Einen Rückblick auf 100 Jahre Frauensport gibt unsere 10-teilige Serie. Im neunten Teil werden die Jahre 1990 bis 2000 zusammengefasst: Weltmeisterinnen, Weltrekorde und Winterspiele.

"Die Frau vor den Männern": Ultra-Triathletin Astrid Benöhr. Foto: picture-alliance
"Die Frau vor den Männern": Ultra-Triathletin Astrid Benöhr. Foto: picture-alliance

Vierfache Europameisterinnen: Fußball-Elf etabliert sich international

Auf heimischem Rasen durften deutsche Kickerinnen seit 1990 professionell in Regionalligen und Bundesliga spielen. Die Spielweise änderte sich in dieser Zeit radikal-athletische, technische und taktische Finessen zeichneten das Frauenspiel zunehmend aus. Seit 1982 gab es eine Nationalmannschaft, international kam der deutsche Frauenfußball in den 90er Jahren richtig ins Rollen. Der EM-Titel von 1989, 1991, 1995 und 1997 ging an die deutschen Spielerinnen, bei der ersten offiziellen Weltmeisterschaft in China reichte es 1991 zu auf Platz 4. Zum ersten Mal dürfen dort in einem FIFA-Wettbewerb Schiedsrichterinnen mitpfeifen. Bei der WM 1995 wurde die deutsche Elf Vize-Weltmeister - das Finale leitete erstmalig eine Schiedsrichterin. Mit dabei in dieser Zeit des Durchstartens: Rekordnationalspielerin Silvia Neid. Der heutigen Bundestrainerin der Nationalmannschaft wurde jüngst eine besondere Ehre teil: Eine Silvia-Neid-Barbiepuppe erblickte anlässlich der Fußball-WM 2011 in Deutschland das Licht der (Spielzeug-) Welt.

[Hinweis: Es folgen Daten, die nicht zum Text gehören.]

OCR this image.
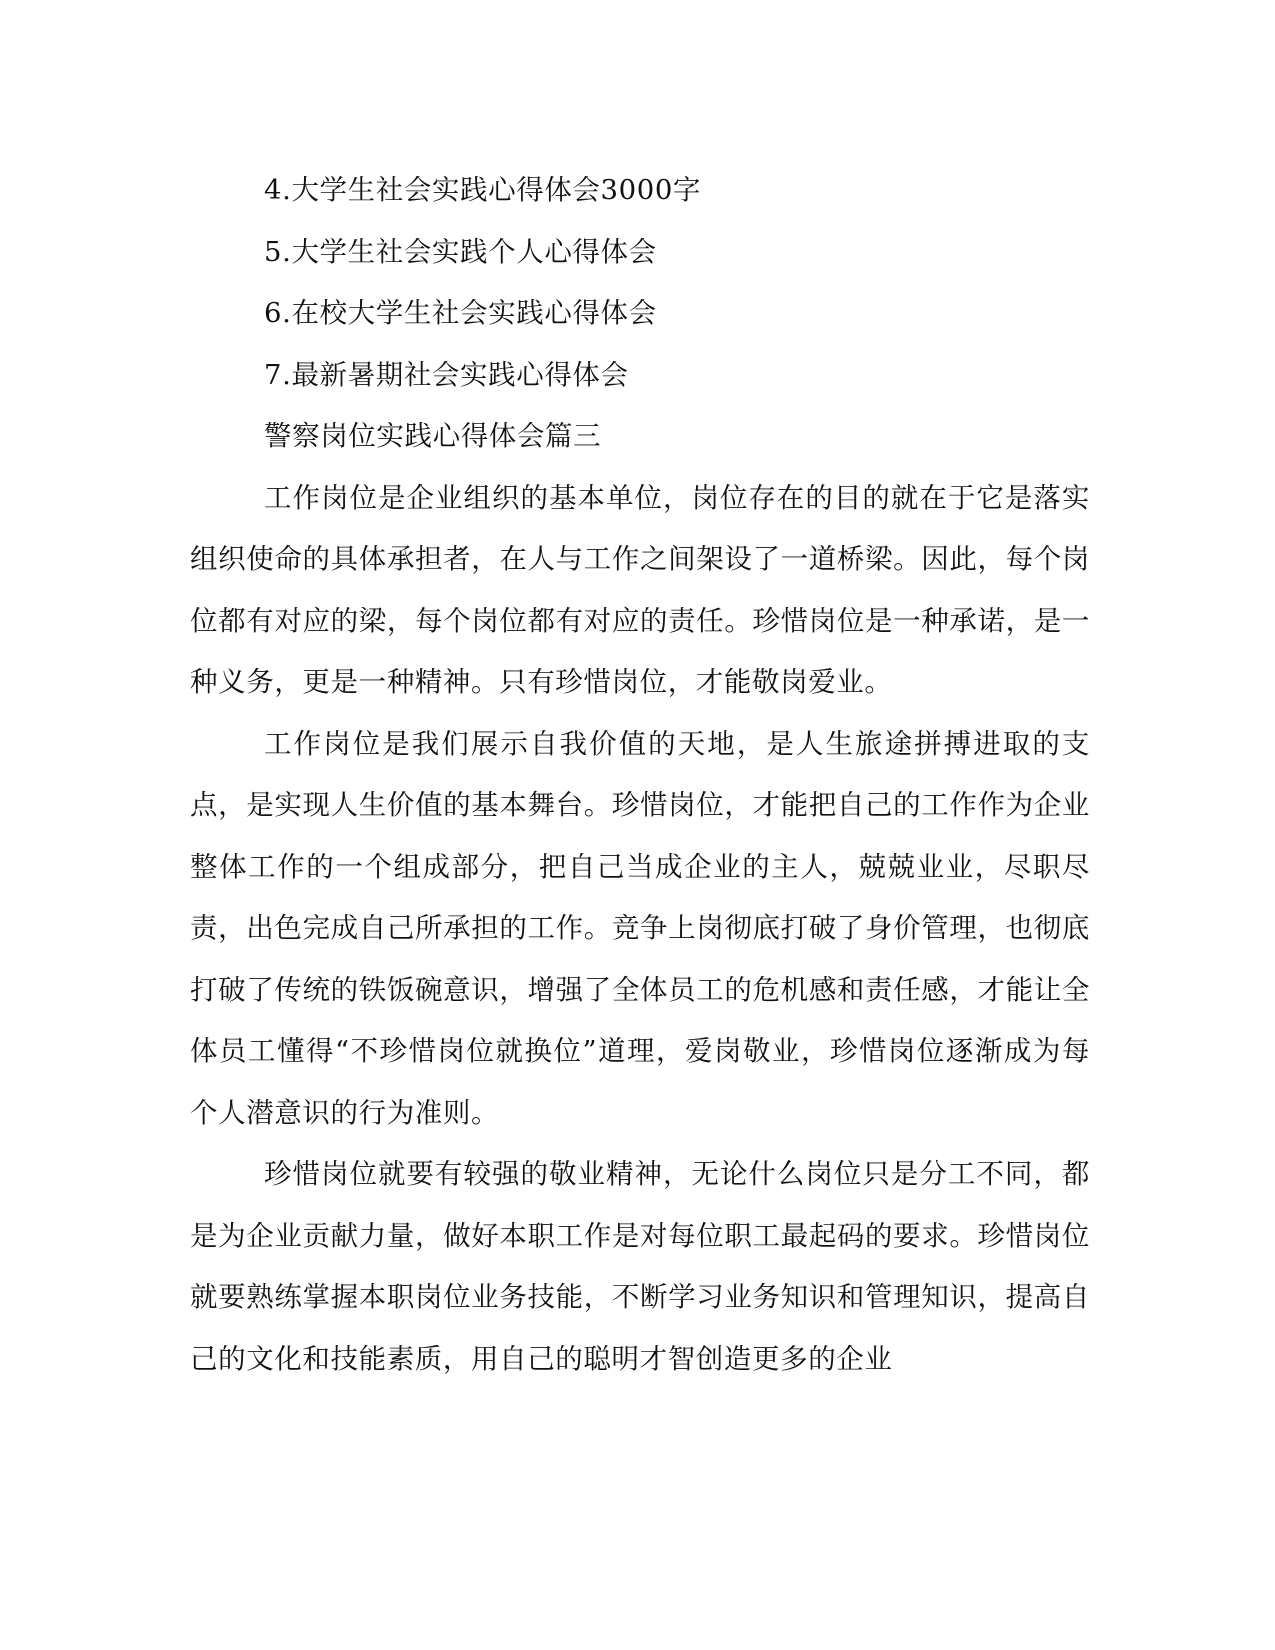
4.大学生社会实践心得体会3000字

5.大学生社会实践个人心得体会

6.在校大学生社会实践心得体会

7.最新暑期社会实践心得体会

警察岗位实践心得体会篇三

工作岗位是企业组织的基本单位，岗位存在的目的就在于它是落实组织使命的具体承担者，在人与工作之间架设了一道桥梁。因此，每个岗位都有对应的梁，每个岗位都有对应的责任。珍惜岗位是一种承诺，是一种义务，更是一种精神。只有珍惜岗位，才能敬岗爱业。

工作岗位是我们展示自我价值的天地，是人生旅途拼搏进取的支点，是实现人生价值的基本舞台。珍惜岗位，才能把自己的工作作为企业整体工作的一个组成部分，把自己当成企业的主人，兢兢业业，尽职尽责，出色完成自己所承担的工作。竞争上岗彻底打破了身价管理，也彻底打破了传统的铁饭碗意识，增强了全体员工的危机感和责任感，才能让全体员工懂得“不珍惜岗位就换位”道理，爱岗敬业，珍惜岗位逐渐成为每个人潜意识的行为准则。

珍惜岗位就要有较强的敬业精神，无论什么岗位只是分工不同，都是为企业贡献力量，做好本职工作是对每位职工最起码的要求。珍惜岗位就要熟练掌握本职岗位业务技能，不断学习业务知识和管理知识，提高自己的文化和技能素质，用自己的聪明才智创造更多的企业
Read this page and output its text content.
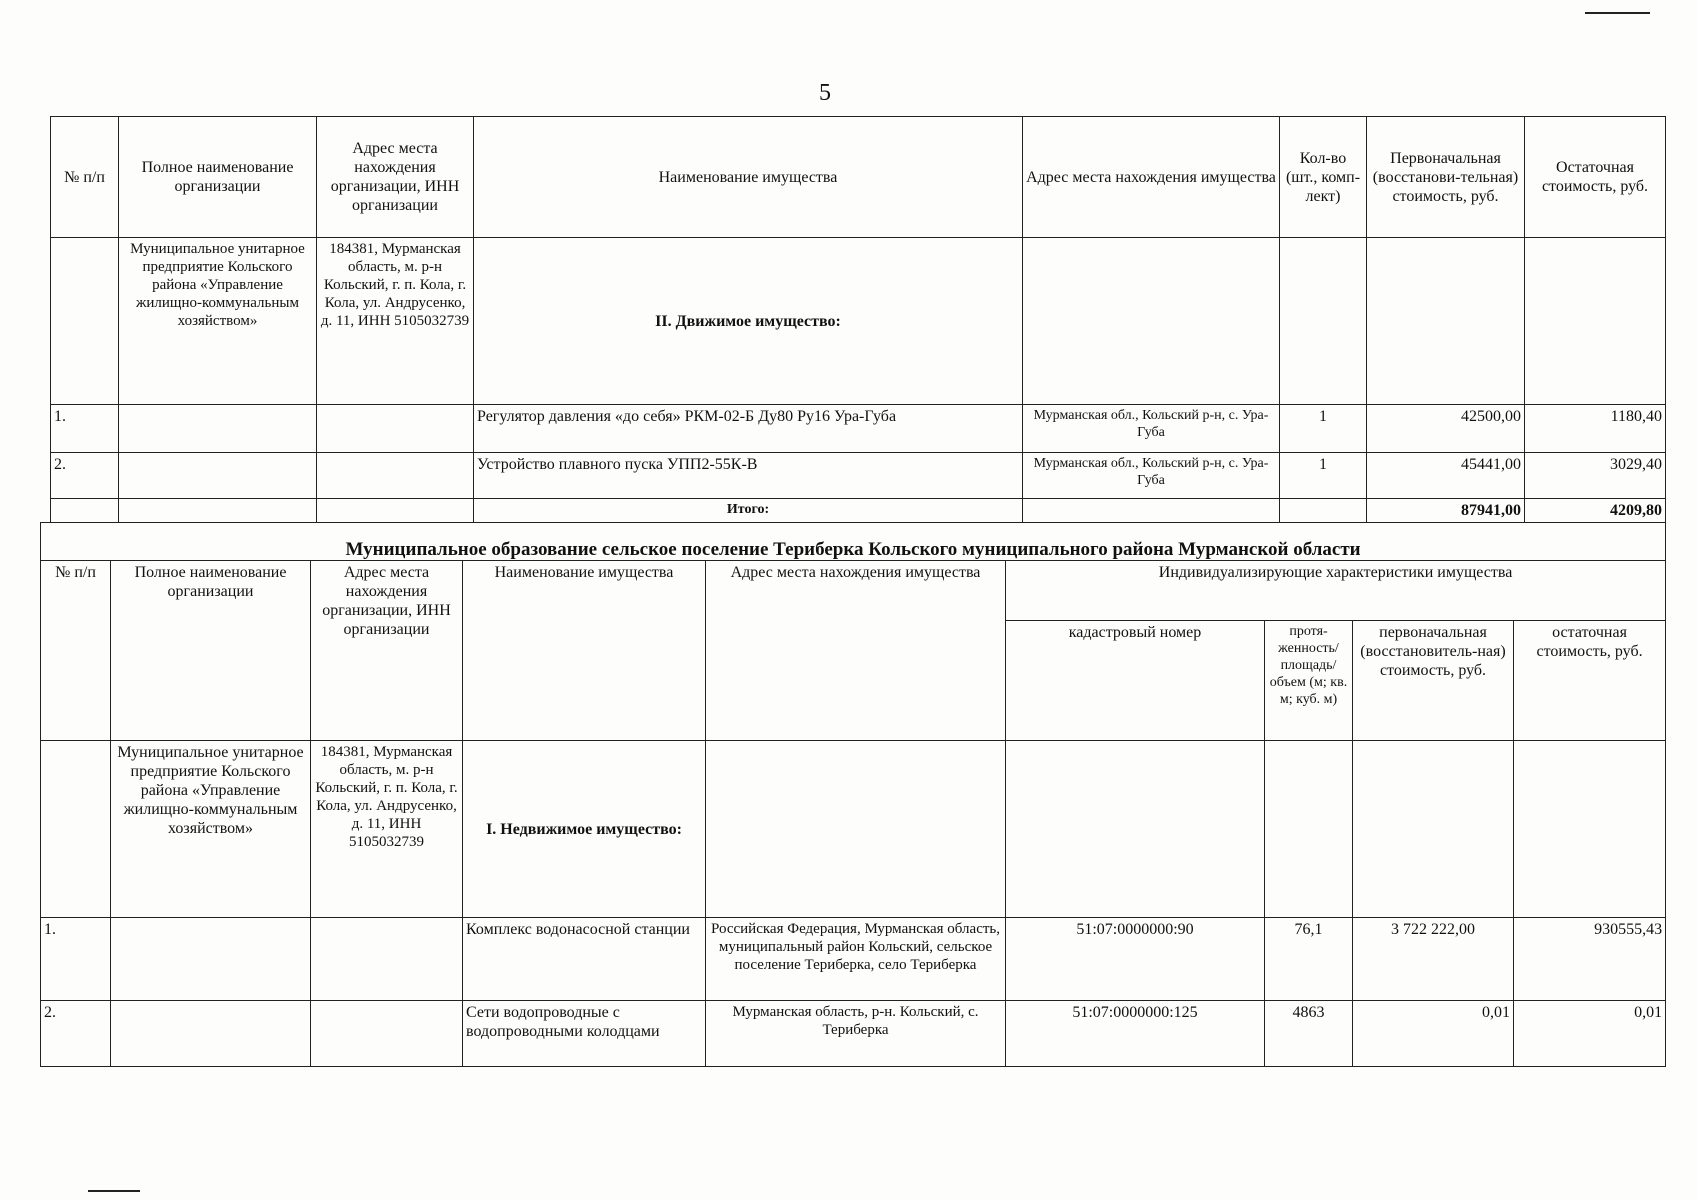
5
№ п/п	Полное наименование организации	Адрес места нахождения организации, ИНН организации	Наименование имущества	Адрес места нахождения имущества	Кол-во (шт., комп-лект)	Первоначальная (восстанови-тельная) стоимость, руб.	Остаточная стоимость, руб.
	Муниципальное унитарное предприятие Кольского района «Управление жилищно-коммунальным хозяйством»	184381, Мурманская область, м. р-н Кольский, г. п. Кола, г. Кола, ул. Андрусенко, д. 11, ИНН 5105032739	II. Движимое имущество:				
1.			Регулятор давления «до себя» РКМ-02-Б Ду80 Ру16 Ура-Губа	Мурманская обл., Кольский р-н, с. Ура-Губа	1	42500,00	1180,40
2.			Устройство плавного пуска УПП2-55К-В	Мурманская обл., Кольский р-н, с. Ура-Губа	1	45441,00	3029,40
			Итого:			87941,00	4209,80
Муниципальное образование сельское поселение Териберка Кольского муниципального района Мурманской области								
№ п/п	Полное наименование организации	Адрес места нахождения организации, ИНН организации	Наименование имущества	Адрес места нахождения имущества	Индивидуализирующие характеристики имущества			
					кадастровый номер	протя-женность/ площадь/ объем (м; кв. м; куб. м)	первоначальная (восстановитель-ная) стоимость, руб.	остаточная стоимость, руб.
	Муниципальное унитарное предприятие Кольского района «Управление жилищно-коммунальным хозяйством»	184381, Мурманская область, м. р-н Кольский, г. п. Кола, г. Кола, ул. Андрусенко, д. 11, ИНН 5105032739	I. Недвижимое имущество:					
1.			Комплекс водонасосной станции	Российская Федерация, Мурманская область, муниципальный район Кольский, сельское поселение Териберка, село Териберка	51:07:0000000:90	76,1	3 722 222,00	930555,43
2.			Сети водопроводные с водопроводными колодцами	Мурманская область, р-н. Кольский, с. Териберка	51:07:0000000:125	4863	0,01	0,01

Mehr als eine Nasenlänge Vorsprung: Frau vs. Mann

Der Mythos der leistungsstärkeren Männlichkeit konnte in den 90ern getrost ad acta gelegt werden. Dafür brauchte die deutsche Ultra-Triathletin Astrid Benöhr 1997 über die fünffache Triathlon-Distanz nur 74 Stunden. Damit war die Ausnahme-Athletin eindeutig flotter im Ziel als der bisherige männliche Weltrekordhalter - nämlich 2:15 Stunden. 1999 düpierte sie über die zehnfache Distanz (38 km Schwimmen, 1.800 km Radfahren und 422 km Laufen) mit gut 187 Stunden wiederum die männliche Konkurrenz und blieb fünf Stunden unter der bisherigen Männer-Bestmarke. In Ironman-Kreisen hat sie sich inzwischen noch einen weiteren Titel eingeheimst - als "die Frau vor den Männern". Modernes sportwissenschaftliches Know-how bestätigt: Bei extremen Ausdauerleistungen haben Frauen bessere körperliche Voraussetzungen - und somit die Nase auf der Ziellinie vorn.

Trotz gräflicher Vorbildsportlerin: Skispringen wartet auf Olympia-Segen

Pionierin des Damenskisprungs soll eine waschechte Gräfin gewesen sein: 1908 erzielte Paula von Lamberg in Kitzbühel "im langen Rock und tadelloser Haltung" die damals aufsehenerregende Sprungweite von 24 Metern. Die anschließende Diskussion über skispringende Frauen hat bis heute nichts an ihrer Brisanz verloren. Noch in den 90ern wetterten männliche Funktionäre über die Wucht des Aufpralls, der weder die weibliche Wirbelsäule noch die Gebärmutter standhalten könnten. Zwar dürfen die Nachfolgerinnen der Gräfin seit 1998 endlich auch offiziell von der Schanze springen, tragen den FIS Ladies Grand Prix aus und ermittelten 2009 in Liberec erstmalig eine Weltmeisterin. Trotzdem bleibt den Skispringerinnen Olympia bislang verwehrt - das IOC lehnte einen Antrag zur Aufnahme eines Damenwettbewerbes für die Winterspiele 2010 ab, obwohl zehn Skispringerinnen wegen Diskriminierung geklagt hatten. Im Juli 2011 wird das IOC seinen Segen oder Nicht-Segen für die Winterspiele 2014 geben.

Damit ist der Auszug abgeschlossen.